ぷかーと水面をたゆたう私。なるほど水鳥が沈まないわけです。
翼のありがたみ、しみじみと実感。
まあ、神であるおかげか、違和感はやがて減りましたけど。
「…ちょ」
さりげなく、鳥の足場にされた事は、このさいです。文句言いません。
浮島扱いされたり、ちょっと巣材にされたりした事も許しましょう。
それにしても酷い目に遭いました。
祖父が、芋の種類を間違えた可能性に一票です……。
「おやおや、ずいぶんと元気ですねえ」
「兄上、なごんでいる場合ではありません」
そんな声が間近。
ちょっと、眺めてないで助けて下さい。
こちとら泉の「どまんなか」に浮いてるんですから。
「…ろみょ」
どうも、と言うつもりで顔を上げます。唇が腫れてタラコ唇です。
こんな所で本当のタラコになってもなあ、と思いつつ見ると、神々しいまでの美男子がおりました。

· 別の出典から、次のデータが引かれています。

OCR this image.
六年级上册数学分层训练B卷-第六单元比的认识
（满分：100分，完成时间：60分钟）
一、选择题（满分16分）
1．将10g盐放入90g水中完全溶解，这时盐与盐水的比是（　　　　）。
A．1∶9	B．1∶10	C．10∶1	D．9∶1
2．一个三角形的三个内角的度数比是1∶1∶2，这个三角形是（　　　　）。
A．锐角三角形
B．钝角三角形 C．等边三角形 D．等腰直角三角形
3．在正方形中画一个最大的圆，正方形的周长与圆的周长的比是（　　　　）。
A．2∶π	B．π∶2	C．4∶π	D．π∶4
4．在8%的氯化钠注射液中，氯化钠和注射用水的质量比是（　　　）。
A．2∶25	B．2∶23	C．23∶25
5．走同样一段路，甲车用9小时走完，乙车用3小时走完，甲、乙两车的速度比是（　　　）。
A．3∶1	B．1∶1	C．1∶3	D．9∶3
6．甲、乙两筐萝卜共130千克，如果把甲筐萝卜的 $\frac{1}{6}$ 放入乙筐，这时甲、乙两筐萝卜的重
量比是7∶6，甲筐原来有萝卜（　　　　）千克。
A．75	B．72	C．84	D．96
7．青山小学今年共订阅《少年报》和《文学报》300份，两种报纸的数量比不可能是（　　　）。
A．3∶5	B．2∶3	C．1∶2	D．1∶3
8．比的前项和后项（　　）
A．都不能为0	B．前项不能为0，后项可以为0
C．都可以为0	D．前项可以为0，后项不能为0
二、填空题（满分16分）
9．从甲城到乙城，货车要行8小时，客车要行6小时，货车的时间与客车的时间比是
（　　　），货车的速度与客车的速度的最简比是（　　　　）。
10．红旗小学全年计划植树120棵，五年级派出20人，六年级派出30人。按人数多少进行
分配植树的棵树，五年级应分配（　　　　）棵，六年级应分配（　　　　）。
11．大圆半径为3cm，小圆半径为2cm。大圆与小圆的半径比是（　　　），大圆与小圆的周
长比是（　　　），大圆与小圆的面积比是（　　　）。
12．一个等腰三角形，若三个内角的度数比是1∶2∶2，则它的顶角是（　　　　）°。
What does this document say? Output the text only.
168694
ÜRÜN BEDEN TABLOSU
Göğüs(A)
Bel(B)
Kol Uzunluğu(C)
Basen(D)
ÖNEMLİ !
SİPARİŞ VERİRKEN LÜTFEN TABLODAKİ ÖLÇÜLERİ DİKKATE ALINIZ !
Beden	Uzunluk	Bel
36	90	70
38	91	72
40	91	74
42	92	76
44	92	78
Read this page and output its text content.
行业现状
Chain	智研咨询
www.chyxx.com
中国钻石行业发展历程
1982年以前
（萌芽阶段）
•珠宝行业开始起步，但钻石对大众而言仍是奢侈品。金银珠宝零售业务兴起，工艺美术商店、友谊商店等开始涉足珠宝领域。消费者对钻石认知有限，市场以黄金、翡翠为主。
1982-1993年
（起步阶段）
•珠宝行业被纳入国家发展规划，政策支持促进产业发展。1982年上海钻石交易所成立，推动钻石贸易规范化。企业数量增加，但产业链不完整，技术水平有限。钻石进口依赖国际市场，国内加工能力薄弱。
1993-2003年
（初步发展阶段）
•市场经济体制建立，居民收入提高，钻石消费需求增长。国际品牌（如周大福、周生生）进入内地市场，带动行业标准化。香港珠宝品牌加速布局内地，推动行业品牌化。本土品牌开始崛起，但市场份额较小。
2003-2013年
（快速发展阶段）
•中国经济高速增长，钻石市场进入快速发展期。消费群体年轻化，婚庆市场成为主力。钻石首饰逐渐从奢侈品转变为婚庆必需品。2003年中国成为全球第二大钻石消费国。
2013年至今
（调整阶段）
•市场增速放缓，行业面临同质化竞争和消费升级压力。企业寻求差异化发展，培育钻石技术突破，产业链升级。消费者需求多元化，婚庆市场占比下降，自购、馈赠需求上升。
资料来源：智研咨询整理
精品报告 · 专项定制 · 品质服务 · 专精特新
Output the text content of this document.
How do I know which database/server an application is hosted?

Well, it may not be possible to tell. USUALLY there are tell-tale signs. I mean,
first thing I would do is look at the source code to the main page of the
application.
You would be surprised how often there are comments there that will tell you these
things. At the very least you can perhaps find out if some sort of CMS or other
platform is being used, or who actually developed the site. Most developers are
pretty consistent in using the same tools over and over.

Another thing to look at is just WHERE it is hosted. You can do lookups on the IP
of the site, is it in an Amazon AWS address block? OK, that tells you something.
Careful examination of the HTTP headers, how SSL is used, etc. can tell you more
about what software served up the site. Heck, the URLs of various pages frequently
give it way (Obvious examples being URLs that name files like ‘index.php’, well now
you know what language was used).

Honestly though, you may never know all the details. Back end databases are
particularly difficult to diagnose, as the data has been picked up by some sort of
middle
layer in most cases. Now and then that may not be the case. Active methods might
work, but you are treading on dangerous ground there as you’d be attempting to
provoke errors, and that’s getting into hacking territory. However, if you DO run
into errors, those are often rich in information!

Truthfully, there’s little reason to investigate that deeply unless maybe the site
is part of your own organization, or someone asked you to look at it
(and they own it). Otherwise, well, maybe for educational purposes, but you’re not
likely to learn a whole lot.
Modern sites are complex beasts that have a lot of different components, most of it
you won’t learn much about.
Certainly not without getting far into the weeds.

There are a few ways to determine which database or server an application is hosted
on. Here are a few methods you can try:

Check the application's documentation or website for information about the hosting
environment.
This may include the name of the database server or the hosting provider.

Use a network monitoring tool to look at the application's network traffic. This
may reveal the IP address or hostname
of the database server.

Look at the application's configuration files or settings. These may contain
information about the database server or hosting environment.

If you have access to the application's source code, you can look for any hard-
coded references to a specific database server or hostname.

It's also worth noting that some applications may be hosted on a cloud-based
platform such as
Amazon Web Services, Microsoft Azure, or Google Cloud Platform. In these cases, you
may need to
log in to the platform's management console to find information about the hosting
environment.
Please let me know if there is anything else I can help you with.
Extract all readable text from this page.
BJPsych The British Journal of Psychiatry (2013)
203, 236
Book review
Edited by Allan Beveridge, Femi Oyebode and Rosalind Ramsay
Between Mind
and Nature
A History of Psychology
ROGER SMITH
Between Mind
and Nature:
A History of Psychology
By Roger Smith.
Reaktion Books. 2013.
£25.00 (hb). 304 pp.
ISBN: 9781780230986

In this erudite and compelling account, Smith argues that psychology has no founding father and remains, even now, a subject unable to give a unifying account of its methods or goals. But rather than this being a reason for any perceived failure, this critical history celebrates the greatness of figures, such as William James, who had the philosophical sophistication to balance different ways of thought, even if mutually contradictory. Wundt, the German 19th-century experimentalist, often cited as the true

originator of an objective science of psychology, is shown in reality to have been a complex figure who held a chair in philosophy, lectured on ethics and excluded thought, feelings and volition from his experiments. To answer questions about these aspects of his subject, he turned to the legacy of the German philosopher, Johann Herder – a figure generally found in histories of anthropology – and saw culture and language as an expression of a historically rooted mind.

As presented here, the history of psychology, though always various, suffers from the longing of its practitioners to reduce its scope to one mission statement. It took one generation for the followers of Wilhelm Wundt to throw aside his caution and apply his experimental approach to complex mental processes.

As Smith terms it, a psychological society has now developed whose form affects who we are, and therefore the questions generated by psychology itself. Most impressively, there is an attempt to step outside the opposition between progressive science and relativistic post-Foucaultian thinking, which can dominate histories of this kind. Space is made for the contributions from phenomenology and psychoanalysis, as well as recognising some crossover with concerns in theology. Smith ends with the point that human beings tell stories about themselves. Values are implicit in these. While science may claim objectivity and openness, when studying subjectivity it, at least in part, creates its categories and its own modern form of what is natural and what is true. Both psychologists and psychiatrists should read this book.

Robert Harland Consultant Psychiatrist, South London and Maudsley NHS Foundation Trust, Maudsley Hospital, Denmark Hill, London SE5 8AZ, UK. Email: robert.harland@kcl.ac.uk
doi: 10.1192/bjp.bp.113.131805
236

しかも二人。凛々しく穏やかな年上と、冷たい雰囲気のする年下です。
なんか羽衣みたいな薄布が、二人の周囲でゆらゆらしています。綺麗です。
ついでに、水の上に二人揃って立っていらっしゃるとか、どんな離れ技でしょう。忍者?
「あえ、もひかして」
もしかして、私が死んだからお迎えですか?
すいません、最後がこんな姿で。
お手数おかけいたします…。
「久しぶりに、面白いものを見れましたよ」
美男子(年上)が微笑みます。
「ふん」
美男子(年下)が足を引きます。
その直後、ちょん、と年下に爪先でつつかれた私が、すいーと岸の方にカーリングして行きました。